With staycations now the norm, many Brits are craving nostalgic experiences like fish and chips on the seafront. But although we’re all keen for a return to better times; what’s expected inside the chip wrapper is evolving, according to new research by the Norwegian Seafood Council. And as sustainable fish rises up the agenda, diners are demanding greater transparency, helping them to make the right decisions when they’re choosing from a menu.
The UK continues to be a nation of fish and chip lovers. More than a third of Brits tuck into them once a week or more, and 65% partake at least once a month. Environment is key for this highly evocative dish: 62% of respondents prefer fish and chips straight out of the packaging – 46% with their fingers. And almost a quarter (24%) of diners like to dig in on the beach.
But there’s strong consensus when it comes to sustainability: nearly 9 out of 10 diners (87%) agreed that sustainable fish is important to them. Despite this, only a quarter (24%) said they knew what to look for when it came to sustainable fish in a fish and chip shop, and the majority (53%) aren’t even sure they can tell the difference between cod and haddock.
74% of respondents agreed that they would find it helpful for fish and chips shops to tell them more about the sustainability credentials of their dishes.
Younger generations indulge more frequently, with 70% of 18-24 year-olds eating fish and chips at least weekly. But although Generation Z tucks in the most, they’re more demanding when it comes to environmental credentials: 85% think the origin of a catch is important when buying fish in a fish and chip shop. Plus, they’re more savvy, with 63% being confident they can spot a cod from a haddock.
Highly regarded by fish and chips shops across the UK for its cod and haddock, Norway leads the whitefish sector on sustainability and quality. The country’s environment and location provide the perfect conditions for fish, and its rich marine ecosystem teems with unique seafood that includes the world’s largest stocks of Atlantic cod.
Understanding the importance of protecting these precious resources, Norway has long been a global pioneer in sustainable fishing methods. So whenever diners buy seafood with the origin mark, ‘Seafood from Norway’, they can be sure it meets exemplary standards in sustainability.
Hans Frode Kielland Asmyhr, UK Director, Norwegian Seafood Council says,
“We’re seeing a sea change in public awareness around sustainability. And as the traditional fish and chip supper adapts to meet these needs, customers are asking for more help to make the right choices.

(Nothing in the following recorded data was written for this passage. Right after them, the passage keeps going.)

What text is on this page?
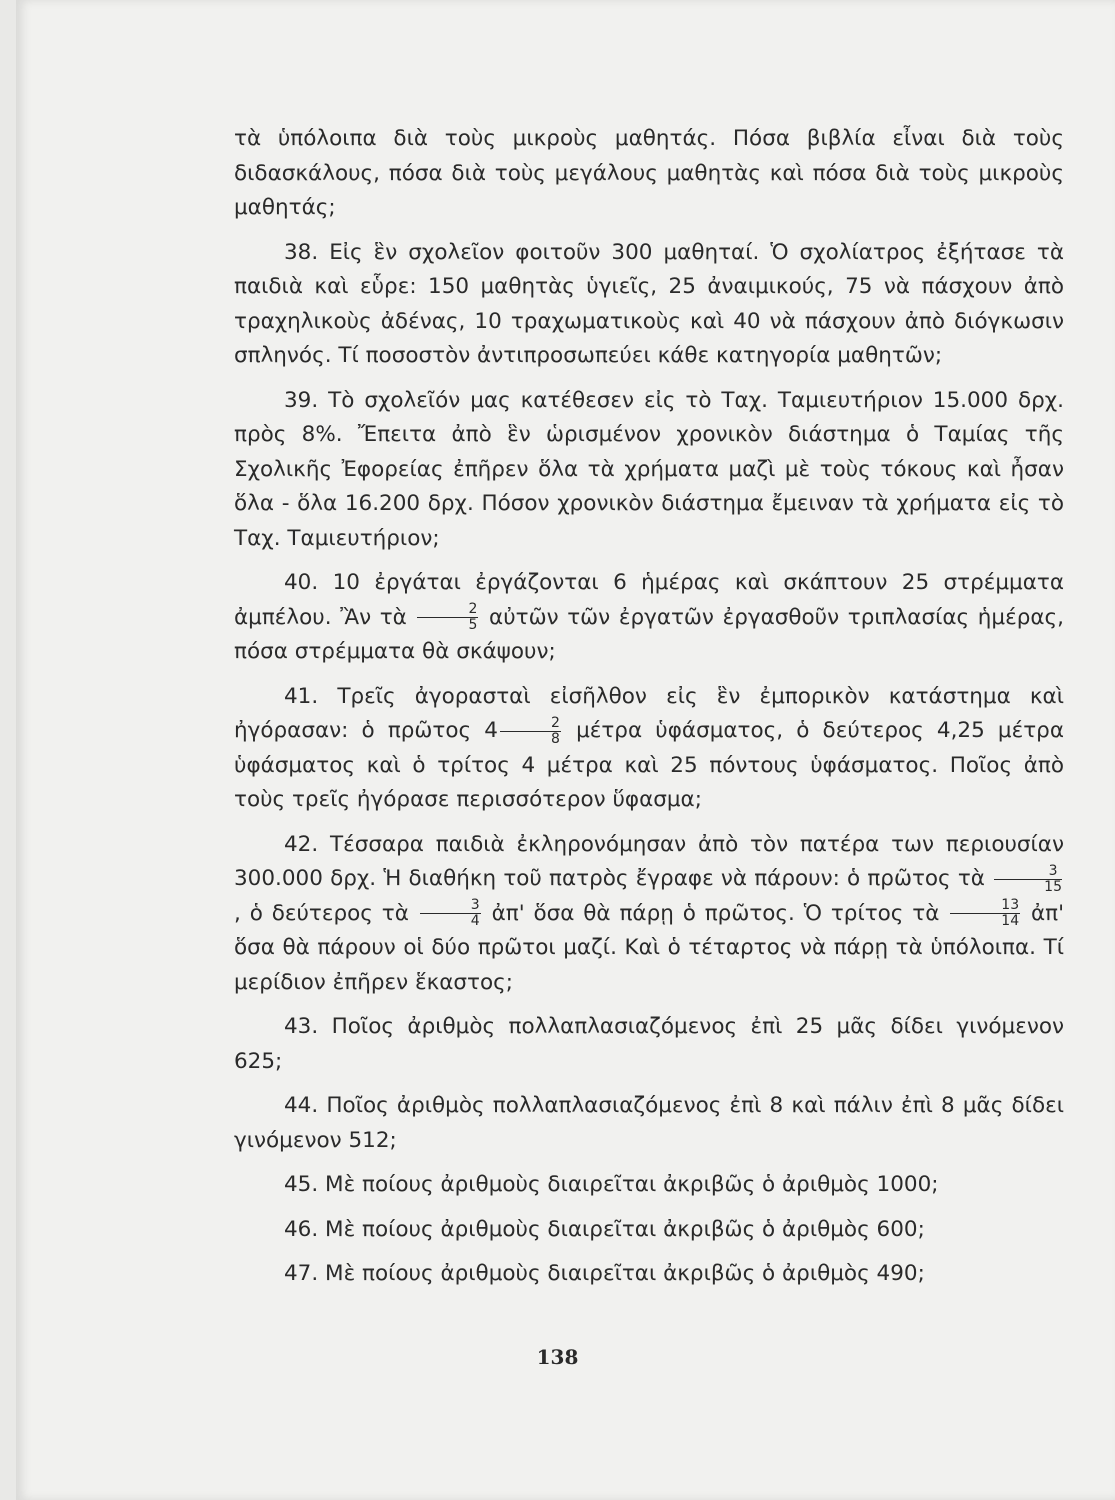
τὰ ὑπόλοιπα διὰ τοὺς μικροὺς μαθητάς. Πόσα βιβλία εἶναι διὰ τοὺς διδασκάλους, πόσα διὰ τοὺς μεγάλους μαθητὰς καὶ πόσα διὰ τοὺς μικροὺς μαθητάς;

38. Εἰς ἓν σχολεῖον φοιτοῦν 300 μαθηταί. Ὁ σχολίατρος ἐξήτασε τὰ παιδιὰ καὶ εὗρε: 150 μαθητὰς ὑγιεῖς, 25 ἀναιμικούς, 75 νὰ πάσχουν ἀπὸ τραχηλικοὺς ἀδένας, 10 τραχωματικοὺς καὶ 40 νὰ πάσχουν ἀπὸ διόγκωσιν σπληνός. Τί ποσοστὸν ἀντιπροσωπεύει κάθε κατηγορία μαθητῶν;

39. Τὸ σχολεῖόν μας κατέθεσεν εἰς τὸ Ταχ. Ταμιευτήριον 15.000 δρχ. πρὸς 8%. Ἔπειτα ἀπὸ ἓν ὡρισμένον χρονικὸν διάστημα ὁ Ταμίας τῆς Σχολικῆς Ἐφορείας ἐπῆρεν ὅλα τὰ χρήματα μαζὶ μὲ τοὺς τόκους καὶ ἦσαν ὅλα - ὅλα 16.200 δρχ. Πόσον χρονικὸν διάστημα ἔμειναν τὰ χρήματα εἰς τὸ Ταχ. Ταμιευτήριον;

40. 10 ἐργάται ἐργάζονται 6 ἡμέρας καὶ σκάπτουν 25 στρέμματα ἀμπέλου. Ἂν τὰ $\frac{2}{5}$ αὐτῶν τῶν ἐργατῶν ἐργασθοῦν τριπλασίας ἡμέρας, πόσα στρέμματα θὰ σκάψουν;

41. Τρεῖς ἀγορασταὶ εἰσῆλθον εἰς ἓν ἐμπορικὸν κατάστημα καὶ ἠγόρασαν: ὁ πρῶτος $4 \frac{2}{8}$ μέτρα ὑφάσματος, ὁ δεύτερος 4,25 μέτρα ὑφάσματος καὶ ὁ τρίτος 4 μέτρα καὶ 25 πόντους ὑφάσματος. Ποῖος ἀπὸ τοὺς τρεῖς ἠγόρασε περισσότερον ὕφασμα;

42. Τέσσαρα παιδιὰ ἐκληρονόμησαν ἀπὸ τὸν πατέρα των περιουσίαν 300.000 δρχ. Ἡ διαθήκη τοῦ πατρὸς ἔγραφε νὰ πάρουν: ὁ πρῶτος τὰ $\frac{3}{15}$
, ὁ δεύτερος τὰ $\frac{3}{4}$ ἀπ' ὅσα θὰ πάρῃ ὁ πρῶτος. Ὁ τρίτος τὰ $\frac{13}{14}$ ἀπ' ὅσα θὰ πάρουν οἱ δύο πρῶτοι μαζί. Καὶ ὁ τέταρτος νὰ πάρῃ τὰ ὑπόλοιπα. Τί μερίδιον ἐπῆρεν ἕκαστος;

43. Ποῖος ἀριθμὸς πολλαπλασιαζόμενος ἐπὶ 25 μᾶς δίδει γινόμενον 625;

44. Ποῖος ἀριθμὸς πολλαπλασιαζόμενος ἐπὶ 8 καὶ πάλιν ἐπὶ 8 μᾶς δίδει γινόμενον 512;

45. Μὲ ποίους ἀριθμοὺς διαιρεῖται ἀκριβῶς ὁ ἀριθμὸς 1000;

46. Μὲ ποίους ἀριθμοὺς διαιρεῖται ἀκριβῶς ὁ ἀριθμὸς 600;

47. Μὲ ποίους ἀριθμοὺς διαιρεῖται ἀκριβῶς ὁ ἀριθμὸς 490;

138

Nostalgia remains a key component. As one of the nation’s favourite dishes, fish and chips will always hold a special place in British hearts – young and old. But diners now expect more when it comes to sourcing, and this is being driven by younger, more environmentally-aware consumers.
Significant numbers of fish and chips shops across the UK already use Norwegian haddock and cod – not just because of sustainability credentials, but also because of its quality. We’re keen, not only to reassure diners that they’re choosing sustainable fish suppers, but also to help these businesses attract and retain customers by making this more explicit.
We’re obsessive that our seafood is sustainably fished, so it’s a missed opportunity when fish and chip shops that serve our fish don’t let customers know about its origin. It’s good for business, it reassures the customer, and it’s a hard-earned badge of honour for us.”